Ein im Bürogebäude des Betriebes wohnender Mitarbeiter wurde durch ein Geräusch auf den Brand aufmerksam und informierte eine Reinigungskraft, die sofort die Rettungskräfte alarmierte. Zeitgleich riefen auch mehrere Anwohner bei der Feuerwehr an.

Als die Feuerwehr Hedemünden als erste am Brandort eintraf, war bereits eine starke Rauchentwicklung im Bereich des Hallendaches erkennbar. Der Einsatzleiter alarmierte weitere Feuerwehren aus Hann. Münden, Lippoldshausen, Oberode, Wiershausen, Laubach, später auch die Feuerwehr aus dem benachbarten Gertenbach und Witzenhausen (Hessen). Später sollten weitere Einsatzkräfte der Göttinger Berufsfeuerwehr und aus den Gemeinden Duderstadt, Bovenden, Gieboldehausen und Radolfshausen folgen. Ingesamt waren rund 200 Feuerwehrleute im Einsatz. Durch die enorme Hitzentwicklung waren die Löscharbeiten schwierig und körperlich anstrengend.
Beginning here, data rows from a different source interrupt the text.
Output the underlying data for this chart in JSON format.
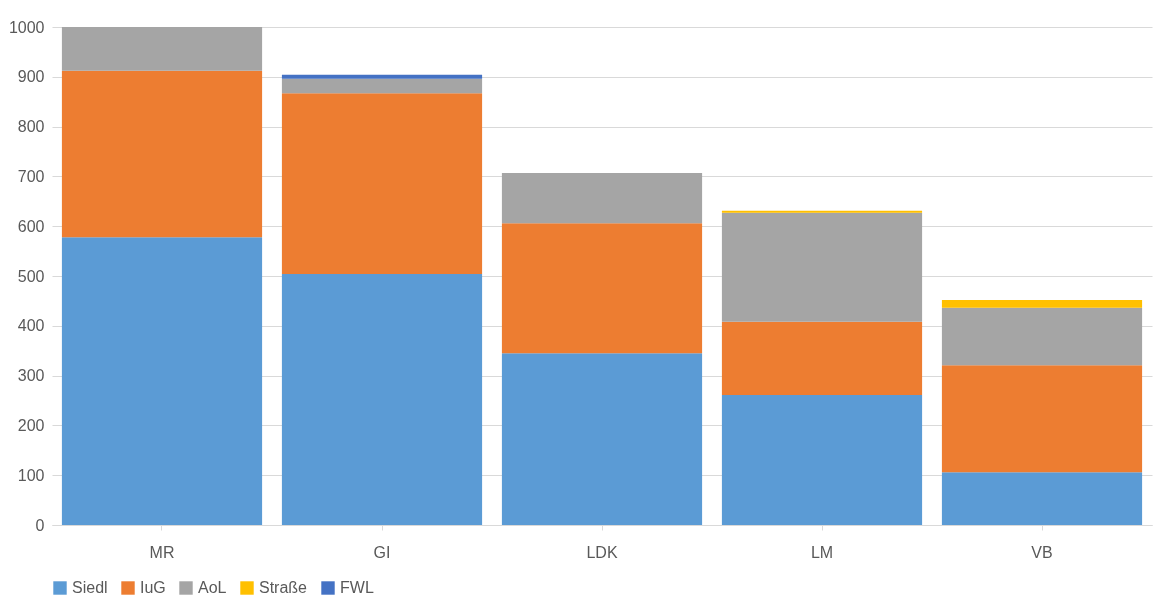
{
  "chart_data": {
    "type": "bar",
    "stacked": true,
    "categories": [
      "MR",
      "GI",
      "LDK",
      "LM",
      "VB"
    ],
    "series": [
      {
        "name": "Siedl",
        "color": "#5b9bd5",
        "values": [
          578,
          504,
          345,
          261,
          106
        ]
      },
      {
        "name": "IuG",
        "color": "#ed7d31",
        "values": [
          334,
          363,
          261,
          147,
          215
        ]
      },
      {
        "name": "AoL",
        "color": "#a5a5a5",
        "values": [
          88,
          29,
          101,
          219,
          115
        ]
      },
      {
        "name": "Straße",
        "color": "#ffc000",
        "values": [
          null,
          null,
          null,
          4,
          16
        ]
      },
      {
        "name": "FWL",
        "color": "#4472c4",
        "values": [
          null,
          8,
          null,
          null,
          null
        ]
      }
    ],
    "ylim": [
      0,
      1000
    ],
    "yticks": [
      0,
      100,
      200,
      300,
      400,
      500,
      600,
      700,
      800,
      900,
      1000
    ],
    "grid": "y",
    "legend": "bottom"
  }
}
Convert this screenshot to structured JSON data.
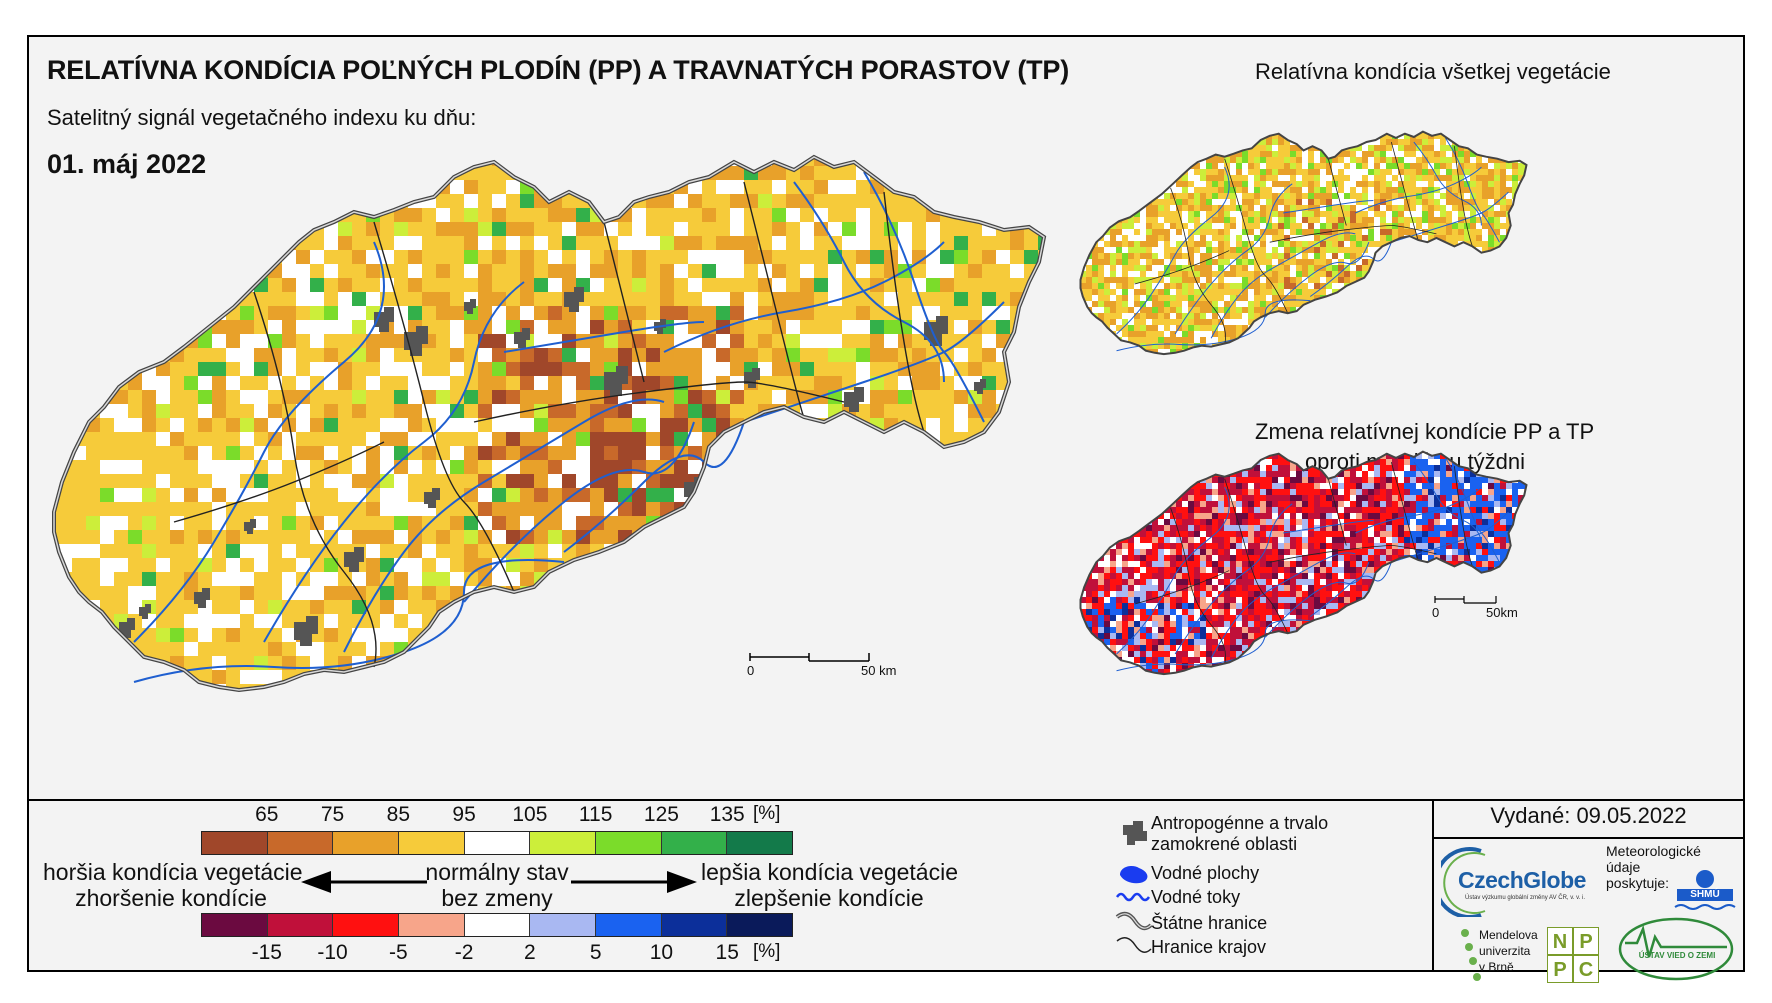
{
  "header": {
    "title": "RELATÍVNA KONDÍCIA POĽNÝCH PLODÍN (PP) A TRAVNATÝCH PORASTOV (TP)",
    "subtitle": "Satelitný signál vegetačného indexu ku dňu:",
    "date": "01. máj 2022"
  },
  "side_maps": {
    "all_vegetation_title": "Relatívna kondícia všetkej vegetácie",
    "change_title_line1": "Zmena relatívnej kondície PP a TP",
    "change_title_line2": "oproti minulému týždni"
  },
  "scalebars": {
    "main": {
      "start": "0",
      "end": "50 km"
    },
    "small": {
      "start": "0",
      "end": "50km"
    }
  },
  "legend_condition": {
    "ticks": [
      "65",
      "75",
      "85",
      "95",
      "105",
      "115",
      "125",
      "135"
    ],
    "unit": "[%]",
    "colors": [
      "#a0472a",
      "#c8692a",
      "#e8a12a",
      "#f6cb3a",
      "#ffffff",
      "#ccee3a",
      "#7bdc2a",
      "#33b04a",
      "#137a4a"
    ]
  },
  "legend_change": {
    "ticks": [
      "-15",
      "-10",
      "-5",
      "-2",
      "2",
      "5",
      "10",
      "15"
    ],
    "unit": "[%]",
    "colors": [
      "#6b0a40",
      "#c0103a",
      "#ff1010",
      "#f7a58a",
      "#ffffff",
      "#a9b8f2",
      "#1a62f0",
      "#0c2f9a",
      "#0a1a5a"
    ]
  },
  "legend_text": {
    "worse_line1": "horšia kondícia vegetácie",
    "worse_line2": "zhoršenie kondície",
    "normal_line1": "normálny stav",
    "normal_line2": "bez zmeny",
    "better_line1": "lepšia kondícia vegetácie",
    "better_line2": "zlepšenie kondície"
  },
  "map_key": {
    "urban_line1": "Antropogénne a trvalo",
    "urban_line2": "zamokrené oblasti",
    "water_bodies": "Vodné plochy",
    "streams": "Vodné toky",
    "state_border": "Štátne hranice",
    "region_border": "Hranice krajov",
    "urban_color": "#555555",
    "water_color": "#1a3cf0"
  },
  "issued": "Vydané: 09.05.2022",
  "logos": {
    "czechglobe": "CzechGlobe",
    "czechglobe_sub": "Ústav výzkumu globální změny AV ČR, v. v. i.",
    "met_line1": "Meteorologické",
    "met_line2": "údaje",
    "met_line3": "poskytuje:",
    "shmu": "SHMÚ",
    "mendel_line1": "Mendelova",
    "mendel_line2": "univerzita",
    "mendel_line3": "v Brně",
    "nppc_letters": [
      "N",
      "P",
      "P",
      "C"
    ],
    "uvz": "ÚSTAV VIED O ZEMI"
  }
}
Um die hohen Flammen bekämpfen zu können, wurde eine große Menge an Löschwasser benötigt, das aus einem benachbarten Brunnen abgepumpt, mit mehreren Tanklöschfahrzeugen zum Brandort gebracht und auch aus der Werra gefördert werden musste. Das erforderliche Schlauchmaterial wurde von den Feuerwehren aus Waake und Adelebsen mit Fahrzeugen nach Hedemünden transportiert. Bei den Löscharbeiten kamen zudem drei Drehleitern zum Einsatz.

Der Wind hatte die große Rauchwolke zunächst in Richtung Autobahn 7 geblasen, drehte aber wenig später in die entgegen gesetzte Richtung, so dass der Zugbetrieb auf der Bahnstrecke Witzenhausen – Hann. Münden eingestellt werden musste. Eine Gefahr für benachbarte Betriebe und Anwohner bestand nicht. Schadstoffmessungen der Feuerwehr ergaben keine besorgniserregenden Werte.
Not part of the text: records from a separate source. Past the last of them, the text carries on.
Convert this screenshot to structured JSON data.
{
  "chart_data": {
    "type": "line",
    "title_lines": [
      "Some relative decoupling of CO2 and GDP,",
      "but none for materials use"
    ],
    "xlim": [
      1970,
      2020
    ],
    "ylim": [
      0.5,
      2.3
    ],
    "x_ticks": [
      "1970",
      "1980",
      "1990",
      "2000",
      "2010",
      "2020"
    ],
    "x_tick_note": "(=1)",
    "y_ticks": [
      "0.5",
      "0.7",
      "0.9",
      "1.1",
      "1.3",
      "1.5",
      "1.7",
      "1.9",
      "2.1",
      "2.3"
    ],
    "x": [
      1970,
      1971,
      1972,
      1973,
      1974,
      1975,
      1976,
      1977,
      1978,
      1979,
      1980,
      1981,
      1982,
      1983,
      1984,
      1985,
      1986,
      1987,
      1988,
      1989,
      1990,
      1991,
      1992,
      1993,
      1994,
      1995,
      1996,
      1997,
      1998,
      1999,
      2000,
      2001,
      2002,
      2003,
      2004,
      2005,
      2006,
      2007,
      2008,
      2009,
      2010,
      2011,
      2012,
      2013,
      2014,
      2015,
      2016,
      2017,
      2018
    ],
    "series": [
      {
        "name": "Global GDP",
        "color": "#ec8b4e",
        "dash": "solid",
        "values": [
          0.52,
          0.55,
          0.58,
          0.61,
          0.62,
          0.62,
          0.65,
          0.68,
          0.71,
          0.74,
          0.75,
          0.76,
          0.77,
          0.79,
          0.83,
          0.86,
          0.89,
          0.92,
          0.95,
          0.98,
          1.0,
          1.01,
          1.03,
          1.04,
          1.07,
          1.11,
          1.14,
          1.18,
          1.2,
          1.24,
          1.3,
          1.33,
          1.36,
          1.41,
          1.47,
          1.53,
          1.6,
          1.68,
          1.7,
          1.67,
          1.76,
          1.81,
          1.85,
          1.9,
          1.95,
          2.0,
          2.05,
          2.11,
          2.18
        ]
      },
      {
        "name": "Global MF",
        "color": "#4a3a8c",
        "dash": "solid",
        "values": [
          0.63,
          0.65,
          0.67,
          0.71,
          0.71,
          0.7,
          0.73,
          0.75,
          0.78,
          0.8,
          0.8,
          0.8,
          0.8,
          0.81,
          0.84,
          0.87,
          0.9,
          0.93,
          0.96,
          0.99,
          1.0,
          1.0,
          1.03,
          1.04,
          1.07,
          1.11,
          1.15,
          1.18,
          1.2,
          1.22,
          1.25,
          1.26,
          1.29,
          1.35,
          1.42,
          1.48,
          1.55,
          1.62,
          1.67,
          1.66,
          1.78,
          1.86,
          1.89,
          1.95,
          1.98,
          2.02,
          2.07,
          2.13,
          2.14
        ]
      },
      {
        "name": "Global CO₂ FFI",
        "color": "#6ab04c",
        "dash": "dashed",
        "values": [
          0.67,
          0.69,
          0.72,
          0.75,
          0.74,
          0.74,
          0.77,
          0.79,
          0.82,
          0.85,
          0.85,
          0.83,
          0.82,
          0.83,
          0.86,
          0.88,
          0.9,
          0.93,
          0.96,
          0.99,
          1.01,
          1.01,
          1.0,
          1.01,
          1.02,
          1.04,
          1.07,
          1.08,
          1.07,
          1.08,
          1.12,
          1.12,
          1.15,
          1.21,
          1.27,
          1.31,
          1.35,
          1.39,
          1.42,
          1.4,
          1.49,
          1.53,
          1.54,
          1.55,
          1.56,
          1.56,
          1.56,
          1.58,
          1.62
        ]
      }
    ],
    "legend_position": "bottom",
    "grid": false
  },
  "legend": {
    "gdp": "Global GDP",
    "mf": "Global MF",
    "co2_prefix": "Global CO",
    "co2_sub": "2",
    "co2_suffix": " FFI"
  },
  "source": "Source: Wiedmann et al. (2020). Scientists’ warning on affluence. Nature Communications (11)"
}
In der betroffenen Produktionshalle waren drei gasbetriebene Gabelstapler abgestellt. Bei der Explosion einer der Gastanks wurde ein Feuerwehrmann, der zu diesem Zeitpunkt an der Außenseite des Gebäudes Löscharbeiten durchführte, verletzt. Er erlitt ein Knalltrauma. Im weiteren Verlauf explodierten auch die Tanks der beiden anderen Stapler.

Ein Übergreifen auf das benachbarte Bürogebäude konnte durch die Feuerwehr verhindert und das Feuer schließlich unter Kontrolle gebracht werden. Die Ermittlungen zur Brandursache dauern an. Der Brandort wurde von der Polizei für weitere Untersuchungen beschlagnahmt. Die Höhe des entstandenen Gesamtschadens steht noch nicht fest. (Text/Foto: Stefan Rampfel)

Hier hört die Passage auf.